Another North Stafford resident, Gunter Buhrdorf, remembers those days quite differently. As a teenager, he and his family had been regularly bombed in Bremen, Germany, by Britain’s Royal Air Force. He enlisted in the German navy just before the Pearl Harbor attack a world away. He enlisted to avoid being sent as a soldier to the Russian front. Gunter’s unit then surrendered at war’s end in Europe. He emigrated to America, joined the U.S. army and served as a forward observer in combat in the Korean War. And for the whole time, on three continents, he “never got a scratch,” he says.

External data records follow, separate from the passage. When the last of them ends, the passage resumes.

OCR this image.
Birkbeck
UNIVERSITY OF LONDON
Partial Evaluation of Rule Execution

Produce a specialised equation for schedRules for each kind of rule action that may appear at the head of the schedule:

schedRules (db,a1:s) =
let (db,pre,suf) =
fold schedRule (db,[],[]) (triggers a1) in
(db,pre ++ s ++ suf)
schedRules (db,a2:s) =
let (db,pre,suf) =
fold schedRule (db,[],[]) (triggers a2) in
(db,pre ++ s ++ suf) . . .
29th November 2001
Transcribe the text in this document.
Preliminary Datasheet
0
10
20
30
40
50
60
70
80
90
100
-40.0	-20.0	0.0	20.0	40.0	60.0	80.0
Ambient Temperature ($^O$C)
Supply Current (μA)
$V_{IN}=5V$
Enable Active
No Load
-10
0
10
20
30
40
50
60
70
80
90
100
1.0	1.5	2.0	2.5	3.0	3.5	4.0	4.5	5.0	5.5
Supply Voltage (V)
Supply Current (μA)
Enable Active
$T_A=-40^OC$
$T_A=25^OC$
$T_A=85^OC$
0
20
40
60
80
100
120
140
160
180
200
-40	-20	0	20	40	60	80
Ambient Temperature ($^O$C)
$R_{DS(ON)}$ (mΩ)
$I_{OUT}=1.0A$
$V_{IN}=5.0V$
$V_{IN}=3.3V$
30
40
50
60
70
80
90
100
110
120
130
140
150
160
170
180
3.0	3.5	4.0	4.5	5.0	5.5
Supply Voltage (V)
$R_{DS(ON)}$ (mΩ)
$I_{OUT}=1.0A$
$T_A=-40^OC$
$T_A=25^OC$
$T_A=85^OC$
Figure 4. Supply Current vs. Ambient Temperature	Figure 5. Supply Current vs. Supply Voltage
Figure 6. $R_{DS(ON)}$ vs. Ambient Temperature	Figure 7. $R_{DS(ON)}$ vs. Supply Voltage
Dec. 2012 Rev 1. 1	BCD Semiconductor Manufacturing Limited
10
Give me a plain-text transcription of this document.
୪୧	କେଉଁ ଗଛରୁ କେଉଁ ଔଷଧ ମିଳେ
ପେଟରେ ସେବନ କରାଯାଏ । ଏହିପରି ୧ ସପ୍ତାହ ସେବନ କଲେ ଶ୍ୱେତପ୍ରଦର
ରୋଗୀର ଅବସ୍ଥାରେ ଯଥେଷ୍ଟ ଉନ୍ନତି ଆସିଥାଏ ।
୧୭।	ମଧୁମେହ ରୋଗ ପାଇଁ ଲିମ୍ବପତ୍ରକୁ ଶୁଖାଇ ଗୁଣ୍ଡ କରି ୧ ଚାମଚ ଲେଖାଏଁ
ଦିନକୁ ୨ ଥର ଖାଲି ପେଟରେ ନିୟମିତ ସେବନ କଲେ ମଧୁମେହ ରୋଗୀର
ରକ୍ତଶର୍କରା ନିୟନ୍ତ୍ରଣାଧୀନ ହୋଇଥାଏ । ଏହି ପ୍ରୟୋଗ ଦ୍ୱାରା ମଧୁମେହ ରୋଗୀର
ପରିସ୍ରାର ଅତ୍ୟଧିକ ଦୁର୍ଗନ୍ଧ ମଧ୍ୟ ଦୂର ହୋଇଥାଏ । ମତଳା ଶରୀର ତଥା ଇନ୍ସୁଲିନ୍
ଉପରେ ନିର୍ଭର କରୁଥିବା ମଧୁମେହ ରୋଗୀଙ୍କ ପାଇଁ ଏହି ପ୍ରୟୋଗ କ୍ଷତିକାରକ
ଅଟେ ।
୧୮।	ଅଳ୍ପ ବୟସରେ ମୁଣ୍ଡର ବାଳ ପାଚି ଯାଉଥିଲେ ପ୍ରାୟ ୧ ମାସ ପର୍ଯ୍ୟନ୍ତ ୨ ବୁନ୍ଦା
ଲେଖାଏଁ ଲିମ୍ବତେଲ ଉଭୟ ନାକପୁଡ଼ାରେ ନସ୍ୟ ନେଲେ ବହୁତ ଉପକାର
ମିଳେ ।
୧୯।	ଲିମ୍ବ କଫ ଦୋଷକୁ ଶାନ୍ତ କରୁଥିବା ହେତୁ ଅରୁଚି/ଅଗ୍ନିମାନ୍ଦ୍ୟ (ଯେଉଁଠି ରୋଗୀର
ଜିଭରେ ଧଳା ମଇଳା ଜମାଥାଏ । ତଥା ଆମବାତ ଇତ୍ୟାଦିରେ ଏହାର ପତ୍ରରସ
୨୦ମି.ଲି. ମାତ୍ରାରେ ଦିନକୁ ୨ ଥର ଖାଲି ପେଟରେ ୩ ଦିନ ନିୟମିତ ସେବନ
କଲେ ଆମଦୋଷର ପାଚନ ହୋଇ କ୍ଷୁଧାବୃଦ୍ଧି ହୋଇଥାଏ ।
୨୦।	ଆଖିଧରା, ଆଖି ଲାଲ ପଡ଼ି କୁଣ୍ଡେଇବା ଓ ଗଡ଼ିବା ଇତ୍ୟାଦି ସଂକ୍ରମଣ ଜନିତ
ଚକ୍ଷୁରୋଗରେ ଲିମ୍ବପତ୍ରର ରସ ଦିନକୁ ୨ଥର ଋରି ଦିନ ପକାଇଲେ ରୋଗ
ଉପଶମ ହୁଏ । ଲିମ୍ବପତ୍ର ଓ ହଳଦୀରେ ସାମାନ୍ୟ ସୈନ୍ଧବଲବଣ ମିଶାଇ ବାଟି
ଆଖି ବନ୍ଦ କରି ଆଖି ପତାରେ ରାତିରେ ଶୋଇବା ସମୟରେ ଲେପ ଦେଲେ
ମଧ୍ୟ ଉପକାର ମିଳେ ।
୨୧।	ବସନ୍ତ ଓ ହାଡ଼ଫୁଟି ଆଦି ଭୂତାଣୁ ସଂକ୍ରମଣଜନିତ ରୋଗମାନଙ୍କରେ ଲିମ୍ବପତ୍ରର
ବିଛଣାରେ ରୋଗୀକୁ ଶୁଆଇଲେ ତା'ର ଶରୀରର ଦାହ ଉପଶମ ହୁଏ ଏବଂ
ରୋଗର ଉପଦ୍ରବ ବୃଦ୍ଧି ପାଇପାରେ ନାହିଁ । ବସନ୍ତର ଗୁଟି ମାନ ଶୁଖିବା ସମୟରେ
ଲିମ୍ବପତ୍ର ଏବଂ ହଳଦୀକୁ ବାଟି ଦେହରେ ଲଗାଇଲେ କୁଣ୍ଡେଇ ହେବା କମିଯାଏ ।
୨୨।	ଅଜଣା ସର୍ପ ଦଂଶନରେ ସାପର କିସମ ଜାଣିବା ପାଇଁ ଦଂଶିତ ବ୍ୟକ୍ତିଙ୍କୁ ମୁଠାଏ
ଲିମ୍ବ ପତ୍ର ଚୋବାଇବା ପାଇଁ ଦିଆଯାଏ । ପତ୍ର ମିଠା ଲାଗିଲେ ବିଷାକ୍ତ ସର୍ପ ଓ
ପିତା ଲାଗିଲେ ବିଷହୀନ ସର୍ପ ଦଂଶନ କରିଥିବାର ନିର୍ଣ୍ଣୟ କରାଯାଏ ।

In Texas, a national guardsman too old to mobilize with his unit was driving home on that Sunday from his farm listening to the car radio's terrible news (with his uncle, Eb Compere, and me). His unit, the 131st Field Artillery of the 36th Infantry Division, was heading to Java to help ward off Japanese incursions in the area. Later known as the Lost Battalion, the men would soon be captured and spend the rest of World War II in death marches and prison camps. Meanwhile, Roscoe Blankenship would head the local draft board and lead civil defense effort and fundraising drives in his hometown of Abilene.

Ken Burns, in his PBS television series, The War, noted many great moments of memorable battles, but no date endures like December 7, 1941, which launched America’s decisive entry and victorious conclusion less than four years later.